Bruce Peters, who has long owned the Zazou Hair Salon with two locations in North Vancouver, is on the hunt for a larger retail space that’s quite different.
It would be for what he hopes will be an Uber-like business where dozens of beauty professionals rent space and provide their services in one location that is about 6,000 square feet. Ideally, it would be located in an open-air strip mall that has parking and access to transit for customers and the hairdressers, nail technicians and massage therapists, as well as major grocery stores and big-box outlets.
The idea is to put this Urbana Beauty Village shop in the path of customers who haven’t fully returned to their downtown offices and who are sticking to “businesses of necessity” where they buy food and staples even as they curb their other spending because of inflation and interest rate hikes.
“The big advantage really comes down to cost. We can’t be in a situation where you’re in East Vancouver or Downtown Vancouver where you’re sitting at $100 all-in per square foot. Those numbers don’t work with us,” said Peters. “We need cost-effectiveness.”
His shift comes as real estate company Colliers is describing a “recalibration” in the retail market. Its newly released retail report pegs a vacancy rate index for suburban locations like the one Peters is looking for as having fallen from 2.3 per cent to one per cent between mid- and the end of 2022.
“It’s really difficult to find that kind of space now,” said Colliers’ executive vice-president Sheldon Scott, who specializes in suburban commercial real estate.

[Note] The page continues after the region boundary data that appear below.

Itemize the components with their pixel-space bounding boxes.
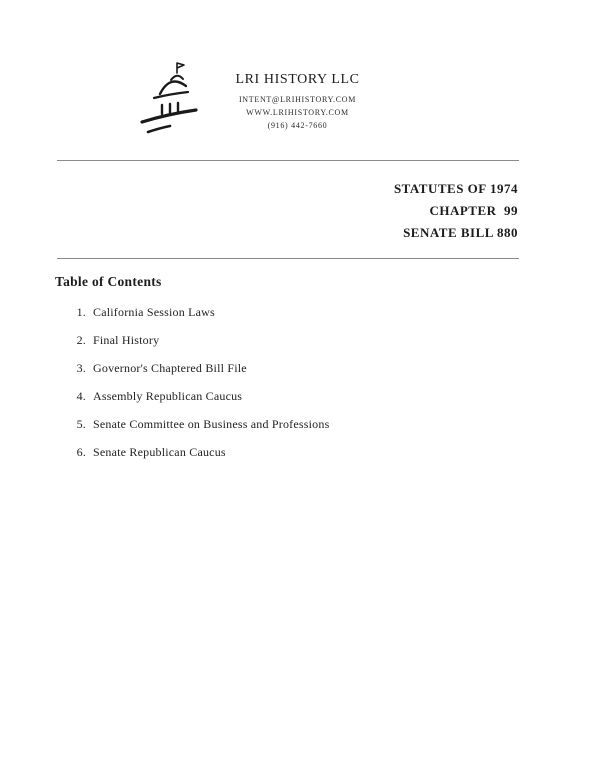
toc-item	[70, 389, 500, 404]
toc-item-number: 4.	[76, 389, 86, 403]
divider-bottom	[57, 258, 519, 259]
toc-item-number: 2.	[76, 333, 86, 347]
company-email: INTENT@LRIHISTORY.COM	[238, 95, 357, 104]
toc-item-label: Assembly Republican Caucus	[93, 389, 243, 403]
company-phone: (916) 442-7660	[267, 121, 328, 130]
toc-item-number: 3.	[76, 361, 86, 375]
toc-list	[70, 305, 500, 473]
document-info-block	[394, 178, 518, 244]
company-name: LRI HISTORY LLC	[235, 72, 360, 87]
toc-item-label: California Session Laws	[93, 305, 215, 319]
bill-line: SENATE BILL 880	[403, 225, 518, 240]
toc-item-label: Governor's Chaptered Bill File	[93, 361, 247, 375]
toc-item-label: Senate Committee on Business and Professions	[93, 417, 330, 431]
capitol-logo-icon	[138, 60, 202, 140]
toc-item-number: 1.	[76, 305, 86, 319]
company-website: WWW.LRIHISTORY.COM	[246, 108, 349, 117]
toc-item	[70, 417, 500, 432]
toc-item-number: 5.	[76, 417, 86, 431]
toc-title: Table of Contents	[55, 274, 162, 289]
toc-item-label: Final History	[93, 333, 160, 347]
toc-item	[70, 333, 500, 348]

He has been analyzing opportunities for Peters starting in North Van, then Burnaby, Coquitlam, Port Coquitlam, Langley, and will look in South Surrey and Delta.
At the same time, Colliers’ vacancy rate index for urban locations, including Downtown Vancouver and high-street areas, has gone up from 2.6 per cent to four per cent over the same time period. The highest levels of vacancy were found on parts of Alberni Street at 9.57 per cent, Robson Street between Thurlow and Bute at 15.43 per cent, and Gastown at 7.65 per cent.
These spots also have some of the higher per-square-foot rates ranging from $70 to $240 compared with other high-street locations such as Vancouver’s West End, Yaletown and Mount Pleasant at between $50 and $85 per square foot.
“It was extremely busy last year from January up until August,” said Colliers’ associate vice-president Sherman Scott, who focuses on urban leases. “Then things tapered off.”
He added that even though a four per cent vacancy rate is still a healthy number, return to downtown office numbers haven’t bounced back to what they were before COVID-19. Also, many retail tenants that had been helped by government loans haven’t been able to fully recover.
“A lot of my work in the last six months has been backfilling previous restaurants and gyms that unfortunately didn’t make it through,” said Scott.
Ironically, many of the new businesses coming in are also restaurants and gyms, but they aren’t saddled with the accumulated debt loads that shut down the previous tenants, he said.
“Hybrid work hasn’t been solved yet by all companies. They are still kind of investigating how it’s going to work for employees. Is it three days or four days and what days?” said Madeleine Nicholls, Colliers’ senior managing director. “I’d say downtown is probably back to 60 per cent of the traffic and the occupancy that it was pre-pandemic.”
Nicholls said that retail spending on big ticket items such as home renovations, garden landscaping and furniture has moved to fashion, cosmetics and personal services such as those for hair and nails. Even if people haven’t fully returned to working in offices, they’re meeting friends and colleagues at restaurants and celebrating occasions together.
There has been surprising growth in the clothing and fashion sector, with an increase of 27 per cent over last year to date in fashion spending across Canada as sectors such as car dealerships and electronics stores are struggling, according to Colliers.